Kotar traveled to Jefferson City earlier this month to testify for legislation that aims to change that.
“Being convicted of a felony shouldn’t automatically disqualify someone from an entry-level job, especially when they’ve served their time and are trying to find ways to begin the process of reentry into society,” said Sen. Caleb Rowden, a Columbia Republican sponsoring the legislation. It passed out of committee on Monday.
Jennifer Bukowsky, a criminal defense attorney in Columbia, brought the issue to Rowden’s attention after watching for years as the law created a stumbling block for people trying to turn their lives around.
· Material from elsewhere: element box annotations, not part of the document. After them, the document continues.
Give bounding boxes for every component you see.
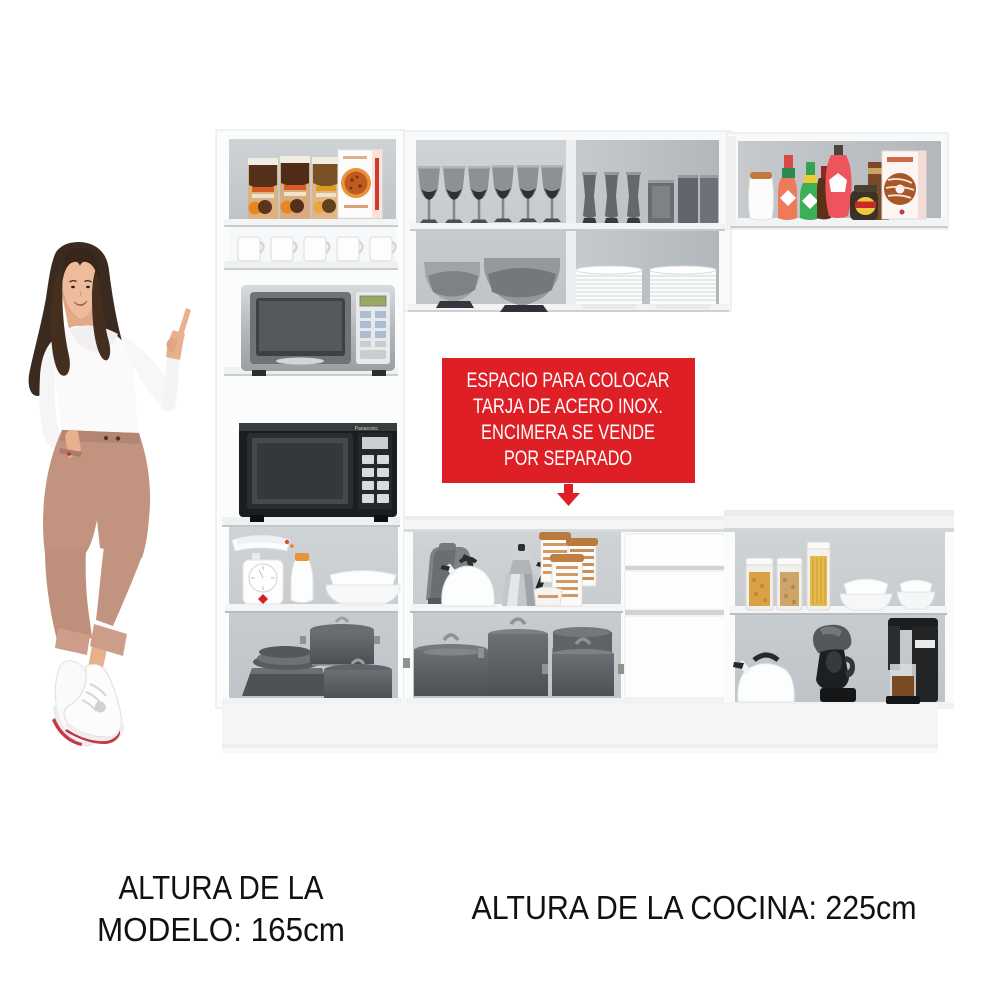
svg-text:Panasonic: Panasonic (355, 426, 379, 432)
svg-text:ENCIMERA SE VENDE: ENCIMERA SE VENDE (481, 421, 655, 444)
svg-text:POR SEPARADO: POR SEPARADO (504, 447, 632, 470)
svg-text:MODELO: 165cm: MODELO: 165cm (97, 911, 345, 948)
svg-text:ESPACIO PARA COLOCAR: ESPACIO PARA COLOCAR (467, 369, 670, 392)
svg-text:ALTURA DE LA COCINA: 225cm: ALTURA DE LA COCINA: 225cm (472, 889, 917, 926)
svg-text:ALTURA DE LA: ALTURA DE LA (119, 869, 324, 906)
svg-text:TARJA DE ACERO INOX.: TARJA DE ACERO INOX. (473, 395, 663, 418)
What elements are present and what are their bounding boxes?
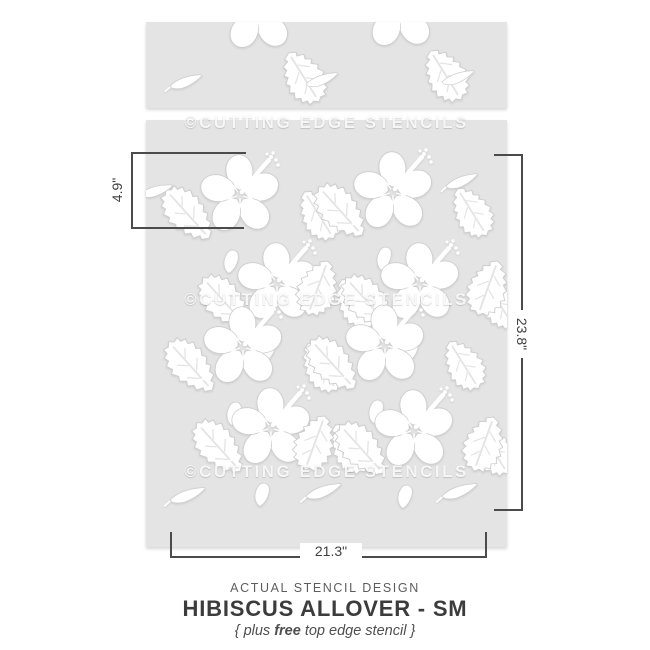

People serve their time but find themselves locked out of jobs like those at gas stations and convenient stores, she said, because they aren’t allowed to sell lottery tickets.
“Right now, the job opportunities for felons in Missouri are generally limited to construction and fast food,” Bukowsky said. “This legislation would immediately and materially expand the job openings for which these individuals may apply.”
Sara Baker, legislative and policy director for the ACLU of Missouri, said the legislation was “about giving people a second chance.”
“Missouri should be a place where you can get a second chance,” she said, “and justice should be restorative.”
It’s already won bipartisan support, with Sen. Kiki Curls, a Kansas City Democrat, signing on as co-sponsor in the Senate. The House version of the bill is sponsored by two Republicans from Boone County and Rep. Bruce Franks, a St. Louis Democrat.
It’s also won buy-in from the Missouri Petroleum Marketers & Convenience Store Association, which sees the current law as an impediment to finding employees.
“My members hire and employ many thousands of people across the state of Missouri,” said Ron Leone, executive director of the Missouri Petroleum Marketers & Convenience Store Association. “This increases the applicant pool without subjecting employers to any hiring mandates, quotas or any liability.”
Working in the dish pit is not easy, Kotar said. In his restaurant, they are the only employees who have to run up and down the building’s three flights of stairs. They leave work soaking wet, often late at night.
“It’s a hard job,” he said, “but they’re able to make a good living doing it.”
He’s had no worse luck finding good employees who are felons than any other workers, he said.
In fact, he’s probably had better luck.
When he hires college students, he said, many just suddenly stop showing up. The people he has hired with felony records are some of his hardest workers, he said, because “they don’t want to go back to where they came from. They want to be here.”
Kotar told lawmakers the ban on felons selling liquor or lottery tickets is “a crazy law, in my opinion.”
“Who among us,” he said, “has not done something that we wish we could take back?”